[OpenAFS] Re: UDP timeouts

Andrew Deason adeason@sinenomine.net
Mon, 16 May 2011 16:47:35 -0500


On Mon, 16 May 2011 23:19:23 +0200
Jaap Winius <jwinius@umrk.nl> wrote:

> After almost a day of operations with your patch in place and both UDP
> timeout values set to 3600 seconds, there were just a few dropped
> packets. Not having noticed that immediately (it was on the one server
> I didn't check), I reduced the values further to 1800 seconds, but
> then saw many (more) dropped packets. I've now increased the timeout
> values to 4500 seconds and expect to see few if any more dropped
> packets. Your patch has indeed allowed me to reduce the UDP timeout
> values significantly, although 20 minutes doesn't seem to be within
> reach yet.

If you want to look at this further, capturing network traffic to/from
an idle client that triggers this would help say why. I would guess it
should be triggerable from having a client idle for maybe 40 minutes or
an hour and then contacting the server again. (But I'm guessing, since
we don't know what the specific traffic is that's getting dropped.) But
if you're happy with the timeouts as they are now...

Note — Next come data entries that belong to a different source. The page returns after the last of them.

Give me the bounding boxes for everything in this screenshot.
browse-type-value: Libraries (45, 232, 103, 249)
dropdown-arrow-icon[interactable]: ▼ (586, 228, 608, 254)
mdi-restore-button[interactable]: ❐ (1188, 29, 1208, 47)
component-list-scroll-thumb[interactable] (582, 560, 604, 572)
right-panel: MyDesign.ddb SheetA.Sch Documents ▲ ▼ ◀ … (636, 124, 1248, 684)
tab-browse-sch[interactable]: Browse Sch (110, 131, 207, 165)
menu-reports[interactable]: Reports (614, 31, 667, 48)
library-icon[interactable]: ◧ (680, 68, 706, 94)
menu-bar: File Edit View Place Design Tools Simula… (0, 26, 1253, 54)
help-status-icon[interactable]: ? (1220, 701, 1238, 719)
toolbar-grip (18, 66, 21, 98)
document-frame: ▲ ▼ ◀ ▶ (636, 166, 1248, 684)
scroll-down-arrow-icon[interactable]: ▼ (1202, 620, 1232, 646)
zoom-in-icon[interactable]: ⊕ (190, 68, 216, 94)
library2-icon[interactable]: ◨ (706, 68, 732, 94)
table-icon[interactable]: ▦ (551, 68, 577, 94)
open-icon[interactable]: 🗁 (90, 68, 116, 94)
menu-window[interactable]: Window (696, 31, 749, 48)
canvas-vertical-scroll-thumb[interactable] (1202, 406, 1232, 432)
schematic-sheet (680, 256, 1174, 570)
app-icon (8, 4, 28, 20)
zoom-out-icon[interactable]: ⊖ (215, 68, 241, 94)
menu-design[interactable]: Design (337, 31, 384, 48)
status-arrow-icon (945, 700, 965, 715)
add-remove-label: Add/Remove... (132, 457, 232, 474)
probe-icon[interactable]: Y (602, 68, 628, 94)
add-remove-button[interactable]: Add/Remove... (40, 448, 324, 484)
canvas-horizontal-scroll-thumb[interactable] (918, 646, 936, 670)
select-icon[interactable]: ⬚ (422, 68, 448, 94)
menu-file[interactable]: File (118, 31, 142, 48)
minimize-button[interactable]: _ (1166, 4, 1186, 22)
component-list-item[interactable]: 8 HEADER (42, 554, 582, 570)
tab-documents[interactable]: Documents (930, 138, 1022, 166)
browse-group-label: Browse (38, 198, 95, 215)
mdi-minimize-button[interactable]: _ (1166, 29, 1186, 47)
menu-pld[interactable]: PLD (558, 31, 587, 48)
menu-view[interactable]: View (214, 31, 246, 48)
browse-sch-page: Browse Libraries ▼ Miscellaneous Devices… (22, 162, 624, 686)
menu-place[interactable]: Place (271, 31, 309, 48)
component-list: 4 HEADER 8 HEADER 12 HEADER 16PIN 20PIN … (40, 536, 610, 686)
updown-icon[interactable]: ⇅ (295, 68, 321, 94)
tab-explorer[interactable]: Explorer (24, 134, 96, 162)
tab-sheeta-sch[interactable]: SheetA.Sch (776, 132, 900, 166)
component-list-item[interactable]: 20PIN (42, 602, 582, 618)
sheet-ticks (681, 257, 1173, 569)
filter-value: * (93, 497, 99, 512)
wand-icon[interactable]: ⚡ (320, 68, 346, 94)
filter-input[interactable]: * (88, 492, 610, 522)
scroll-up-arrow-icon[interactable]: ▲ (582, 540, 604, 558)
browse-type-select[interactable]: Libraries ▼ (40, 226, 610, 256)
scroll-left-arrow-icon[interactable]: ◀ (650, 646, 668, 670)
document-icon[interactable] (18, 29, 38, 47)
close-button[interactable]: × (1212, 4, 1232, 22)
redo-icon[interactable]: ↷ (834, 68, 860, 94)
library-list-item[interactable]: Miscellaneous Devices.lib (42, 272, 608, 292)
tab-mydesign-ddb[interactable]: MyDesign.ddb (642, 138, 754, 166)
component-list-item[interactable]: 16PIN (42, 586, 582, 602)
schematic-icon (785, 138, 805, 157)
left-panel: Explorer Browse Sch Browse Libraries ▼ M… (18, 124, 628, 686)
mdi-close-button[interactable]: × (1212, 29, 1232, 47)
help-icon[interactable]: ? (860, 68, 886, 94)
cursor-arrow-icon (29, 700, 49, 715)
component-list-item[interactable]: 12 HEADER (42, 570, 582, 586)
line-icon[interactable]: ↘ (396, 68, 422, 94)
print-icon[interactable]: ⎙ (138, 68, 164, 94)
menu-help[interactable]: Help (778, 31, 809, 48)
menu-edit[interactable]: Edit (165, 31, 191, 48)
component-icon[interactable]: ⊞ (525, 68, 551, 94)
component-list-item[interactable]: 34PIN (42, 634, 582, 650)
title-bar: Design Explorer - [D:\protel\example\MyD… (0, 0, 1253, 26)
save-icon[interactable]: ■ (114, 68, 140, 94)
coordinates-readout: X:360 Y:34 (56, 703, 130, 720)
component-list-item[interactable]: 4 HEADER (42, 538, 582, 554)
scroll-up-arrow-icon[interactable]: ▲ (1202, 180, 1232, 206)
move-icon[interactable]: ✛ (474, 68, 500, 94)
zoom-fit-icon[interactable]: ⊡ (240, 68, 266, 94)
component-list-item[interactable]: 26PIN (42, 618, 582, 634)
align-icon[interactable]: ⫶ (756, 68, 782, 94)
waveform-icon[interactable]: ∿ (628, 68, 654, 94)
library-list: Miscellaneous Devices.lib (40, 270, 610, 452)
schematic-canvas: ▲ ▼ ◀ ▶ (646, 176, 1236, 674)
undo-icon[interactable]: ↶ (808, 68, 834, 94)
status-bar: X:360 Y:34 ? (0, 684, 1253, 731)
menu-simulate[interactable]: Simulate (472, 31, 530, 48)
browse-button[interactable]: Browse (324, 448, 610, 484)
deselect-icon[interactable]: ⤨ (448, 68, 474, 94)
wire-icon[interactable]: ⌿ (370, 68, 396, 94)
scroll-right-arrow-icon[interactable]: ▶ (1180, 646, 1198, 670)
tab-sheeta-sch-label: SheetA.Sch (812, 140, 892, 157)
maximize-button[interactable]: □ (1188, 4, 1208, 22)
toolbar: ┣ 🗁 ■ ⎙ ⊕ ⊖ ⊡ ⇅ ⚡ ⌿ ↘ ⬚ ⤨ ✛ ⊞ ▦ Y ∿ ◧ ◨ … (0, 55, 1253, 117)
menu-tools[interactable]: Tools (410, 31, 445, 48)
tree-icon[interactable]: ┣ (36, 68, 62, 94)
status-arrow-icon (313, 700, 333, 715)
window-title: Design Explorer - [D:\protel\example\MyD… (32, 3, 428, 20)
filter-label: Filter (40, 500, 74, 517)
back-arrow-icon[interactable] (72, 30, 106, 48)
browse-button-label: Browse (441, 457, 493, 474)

Or, if you turn the fileserver debugging up to at least 2 (if you
haven't given the fileserver a debug level on startup, sending it a TSTP
signal will turn it up to 1, and another will turn it up to 5; sending
it a HUP will reset it to 0), you could see how often you see this
message:

Checking for dead venii & clients

Since it is possible the client checks are just taking long enough that
it is extending that 20 minute figure I said earlier. Ideally it appears
every 5 minutes. But you also get a lot of other messages at that debug
level, so it's up to you if you want to.

This will be addressed differently in 1.6 servers and clients and
beyond, so I wouldn't worry so much about leaving an issue unresolved,
if you don't wanna look into it further.

-- 
Andrew Deason
adeason@sinenomine.net